Connect to the GPU-accelerated instance.
For more information, see Connect to a Linux instance by using a password or key.
Run the following command to configure the epao repository to obtain more software packages:
```
sudo yum install -y anolis-epao-release
```
Run the following command to check whether the kernel-devel package of the current operating system kernel is installed:
```
sudo rpm -qa | grep kernel-devel
```
If the command output shown in the following figure is returned, the kernel-devel package of the operating system kernel is installed.
If the preceding command output is not returned, install the kernel-devel package.
Install the kernel-devel package of the current operating system kernel
1. Run the uname -r command to query the kernel version of the current operating system.
2. Run the following command to install the kernel-devel package of the kernel version.
  In this example, the kernel version 5.10.134-16.3.al8.x86_64 is used. Replace the kernel version with the actual kernel version.
```
sudo yum install -y kernel-devel-5.10.134-16.3.al8.x86_64
```

Procedure

In most cases, when you install the NVIDIA Tesla driver, the CUDA, PyTorch, and TensorFlow components are installed at the same time. The components are tools used to accelerate deep learning and machine learning tasks.
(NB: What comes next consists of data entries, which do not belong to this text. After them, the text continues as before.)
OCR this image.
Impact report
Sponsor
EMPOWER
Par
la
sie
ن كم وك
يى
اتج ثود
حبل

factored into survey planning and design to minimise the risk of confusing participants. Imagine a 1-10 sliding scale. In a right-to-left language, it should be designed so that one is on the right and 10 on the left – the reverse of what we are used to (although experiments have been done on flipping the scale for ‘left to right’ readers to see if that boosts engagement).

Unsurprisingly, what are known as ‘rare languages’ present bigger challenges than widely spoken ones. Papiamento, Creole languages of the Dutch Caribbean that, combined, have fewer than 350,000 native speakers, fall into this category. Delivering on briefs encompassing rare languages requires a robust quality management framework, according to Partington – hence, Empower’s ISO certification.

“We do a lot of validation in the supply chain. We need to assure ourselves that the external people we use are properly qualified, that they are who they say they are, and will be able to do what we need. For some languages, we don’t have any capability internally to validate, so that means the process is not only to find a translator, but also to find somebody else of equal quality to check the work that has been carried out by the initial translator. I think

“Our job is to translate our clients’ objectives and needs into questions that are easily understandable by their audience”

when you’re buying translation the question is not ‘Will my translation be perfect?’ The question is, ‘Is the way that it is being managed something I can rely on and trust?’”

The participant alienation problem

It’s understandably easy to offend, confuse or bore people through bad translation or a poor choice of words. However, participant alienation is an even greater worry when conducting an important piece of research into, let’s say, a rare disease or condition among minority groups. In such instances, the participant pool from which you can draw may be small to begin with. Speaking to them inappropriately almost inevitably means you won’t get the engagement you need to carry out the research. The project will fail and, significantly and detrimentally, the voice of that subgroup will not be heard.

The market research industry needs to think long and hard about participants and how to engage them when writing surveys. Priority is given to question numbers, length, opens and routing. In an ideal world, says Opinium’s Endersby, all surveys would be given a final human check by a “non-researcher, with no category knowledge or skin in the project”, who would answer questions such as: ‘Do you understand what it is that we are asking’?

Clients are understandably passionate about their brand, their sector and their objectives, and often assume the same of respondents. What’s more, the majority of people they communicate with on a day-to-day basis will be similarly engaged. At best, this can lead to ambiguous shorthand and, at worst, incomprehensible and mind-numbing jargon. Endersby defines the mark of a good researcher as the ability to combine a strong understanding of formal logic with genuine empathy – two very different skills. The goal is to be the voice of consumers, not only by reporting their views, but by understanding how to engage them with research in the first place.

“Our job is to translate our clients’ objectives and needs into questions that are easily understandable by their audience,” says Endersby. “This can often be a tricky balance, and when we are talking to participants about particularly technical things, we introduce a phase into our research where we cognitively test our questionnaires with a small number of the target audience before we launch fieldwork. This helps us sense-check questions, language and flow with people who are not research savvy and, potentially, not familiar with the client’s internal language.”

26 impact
Run the following command to install the NVIDIA Tesla driver:
```
sudo yum install -y nvidia-driver nvidia-driver-cuda
```
Install the CUDA Toolkit.
1. Run the following command to install the CUDA Toolkit:
```
sudo yum install -y cuda
```
2. Run the ll /usr/local command to view the CUDA Toolkit version.
Run the following command to install PyTorch:
```
sudo yum install -y pytorch
```
Run the following command to install TensorFlow:
```
sudo yum install -y tensorflow
```

Verify the installation result

Check the version of the installed NVIDIA Tesla driver
Run the nvidia-smi command. If the driver and components are installed, you can view the version of the installed NVIDIA Tesla driver.
Test CUDA
1. Run the cd command to go to the directory in which test sample files are stored.
  The /usr/local/cuda-11.4/extras/demo_suite/ directory contains specific test sample programs, such as the CUDA sample program named deviceQuery.
2. Run the sudo ./deviceQuery command to query CUDA information.
  For example, run the command to query information about texture memory, constant memory, and shared memory.